Since LLMs operate on semantic relationships between tokens, the more a bunch of tokens are "close" to a given "semantic topic", the more the LLM will keep outputting tokens in that topic. It's the reason why if you ask an LLM to "review and grade poetry", eventually it starts saying the same thing even about rather different poems -- the output is so filled with the same words, that it just keeps repeating them.

Another example:

If I ask the LLM to solve me a riddle, just by itself, the LLM may get it wrong. If, however, I start the answer, unravelling a tiny bit of the problem it will very likely give the right answer, as if it's been "guided" onto the right "problem space".

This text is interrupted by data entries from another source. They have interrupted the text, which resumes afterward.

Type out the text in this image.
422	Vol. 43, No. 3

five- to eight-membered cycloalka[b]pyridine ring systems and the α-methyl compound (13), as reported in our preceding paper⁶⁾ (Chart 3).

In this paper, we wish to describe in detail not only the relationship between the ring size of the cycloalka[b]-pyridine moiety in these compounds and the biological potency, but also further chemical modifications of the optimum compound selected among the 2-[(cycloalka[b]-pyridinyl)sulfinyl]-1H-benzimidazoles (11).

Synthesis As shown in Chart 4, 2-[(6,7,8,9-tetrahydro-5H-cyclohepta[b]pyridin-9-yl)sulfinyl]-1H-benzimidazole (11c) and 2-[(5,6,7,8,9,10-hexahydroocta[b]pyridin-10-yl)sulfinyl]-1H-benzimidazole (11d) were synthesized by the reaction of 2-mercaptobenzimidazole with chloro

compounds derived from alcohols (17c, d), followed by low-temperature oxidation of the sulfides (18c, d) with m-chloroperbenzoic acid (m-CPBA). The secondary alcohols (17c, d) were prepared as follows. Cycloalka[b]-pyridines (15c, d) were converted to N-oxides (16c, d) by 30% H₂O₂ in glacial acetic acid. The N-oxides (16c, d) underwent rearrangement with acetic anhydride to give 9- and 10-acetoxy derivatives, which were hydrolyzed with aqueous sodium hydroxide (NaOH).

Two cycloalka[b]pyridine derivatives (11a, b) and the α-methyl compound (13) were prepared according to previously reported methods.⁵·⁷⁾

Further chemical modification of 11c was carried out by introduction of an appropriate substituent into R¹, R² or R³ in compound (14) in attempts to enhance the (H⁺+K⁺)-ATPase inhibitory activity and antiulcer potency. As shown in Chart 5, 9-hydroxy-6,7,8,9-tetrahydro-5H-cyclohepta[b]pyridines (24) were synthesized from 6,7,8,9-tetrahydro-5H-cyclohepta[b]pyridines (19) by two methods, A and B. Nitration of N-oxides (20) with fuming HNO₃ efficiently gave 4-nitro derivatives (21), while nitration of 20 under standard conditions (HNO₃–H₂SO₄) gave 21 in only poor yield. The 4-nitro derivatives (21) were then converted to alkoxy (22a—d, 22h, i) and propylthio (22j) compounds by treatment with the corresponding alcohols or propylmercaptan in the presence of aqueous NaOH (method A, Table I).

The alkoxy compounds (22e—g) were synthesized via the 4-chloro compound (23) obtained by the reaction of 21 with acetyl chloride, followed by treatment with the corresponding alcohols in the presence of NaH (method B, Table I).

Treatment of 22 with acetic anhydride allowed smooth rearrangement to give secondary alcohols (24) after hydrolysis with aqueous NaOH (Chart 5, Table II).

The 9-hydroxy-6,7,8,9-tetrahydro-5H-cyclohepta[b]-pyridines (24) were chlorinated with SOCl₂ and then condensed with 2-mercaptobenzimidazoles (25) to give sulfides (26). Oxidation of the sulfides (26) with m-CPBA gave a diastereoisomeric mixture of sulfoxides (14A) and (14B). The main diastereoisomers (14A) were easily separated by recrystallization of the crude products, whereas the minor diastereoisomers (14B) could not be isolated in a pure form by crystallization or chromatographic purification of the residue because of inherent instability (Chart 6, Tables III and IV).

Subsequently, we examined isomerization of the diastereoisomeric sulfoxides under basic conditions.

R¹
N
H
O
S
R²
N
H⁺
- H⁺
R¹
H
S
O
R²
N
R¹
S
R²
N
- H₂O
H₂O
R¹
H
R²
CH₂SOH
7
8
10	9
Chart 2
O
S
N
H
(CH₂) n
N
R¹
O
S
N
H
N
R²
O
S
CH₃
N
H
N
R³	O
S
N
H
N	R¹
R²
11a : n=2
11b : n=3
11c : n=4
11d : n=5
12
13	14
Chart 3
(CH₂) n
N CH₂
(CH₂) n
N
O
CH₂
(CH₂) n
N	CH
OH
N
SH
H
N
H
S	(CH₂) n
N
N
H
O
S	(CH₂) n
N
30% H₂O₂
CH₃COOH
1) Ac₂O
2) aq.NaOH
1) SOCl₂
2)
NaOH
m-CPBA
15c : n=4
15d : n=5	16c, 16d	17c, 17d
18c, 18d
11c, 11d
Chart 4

By getting LLMs to "say" how they are going to solve things and checking for errors, each words basically tugs onto the next one, honing in on the correct solution.

In other words:

If an LLM has to answer a question -- any question --, but right after we ask the question we "populate" its answer with some text, what text is more likely to make the LLM answer incorrectly?

- Gibberish nonsense

- Something logical and related to the problem?

Evidently, the more gibberish we give to it, the more likely it is to get it wrong, since we're moving away from the "island of relevant semantic meaning", so to speak. So if we just get the LLM to feed itself more relevant tokens, it automatically guides itself to a better answer. It's kind of like there's an "objective, ideal" sequence of tokens, and it can work as an attractor. The more the LLM outputs words, the more it gets attracted to that sequence...that...."island of relevant semantic meaning".

But, again, I know nothing of this. This is just how I view it, conceptually. It's probably very wrong.

That reminds me ... You know how LLMs have a hard time being corrected? If I ask it not to format responses as bullet lists, after 1-2 rounds it does it again. Why? Because the context is filled with examples where it has used bullet lists, and it acts like an attractor.

I ask it not to start phrases with "However..." and it does it again. Maybe just having the word However in the prompt acts like an attractor that compels the LLM to use it, even when I actually asked the opposite. Probably also the fault of heavy handed RLHF telling it to balance any user position with the opposite take.

This is one of many ways of LLMs are being crippled by terrible UI controls. You can't do simple things like edit the conversation history to make it forget things.
You can edit the conversation history though. You need to try alternative apps/UIs instead of the product websites like ChatGPT. Those are only for collecting more training data from users instead of being the most useful interface possible.
if you haven't already, I recommend trying the openai playground instead of chatgpt. It is the same underlying ai (i.e. gpt4), but you have much more control over the inputs.

Bonus 1: Since you pay per token, it's much cheaper than a chatgpt abo

Bonus 2: You can increase the context window dramatically (iirc 8000 being the max for playground, while 2000 is the max for chatgpt)

Facebook had a paper about "system 2" LLM attention, where they identified which parts of the input would be distracting for the LLM and just deleted them.

https://arxiv.org/abs/2311.11829

Using a 3rd party interface to the LLMs (like typingmind.com) is both better and cheaper than using chatgpt.
> This is similar to the reason that loading your prompt with things that reduce the space of plausible completions is effective prompt engineering.

And this is why taking your time to write a detailed software help request delivers a good chance that you will solve your problem all by your lonesome.

A rubber duck is all you need.
Yes, my fear of stack overflow moderators has caused me to solve many problems before I even finish writing the question.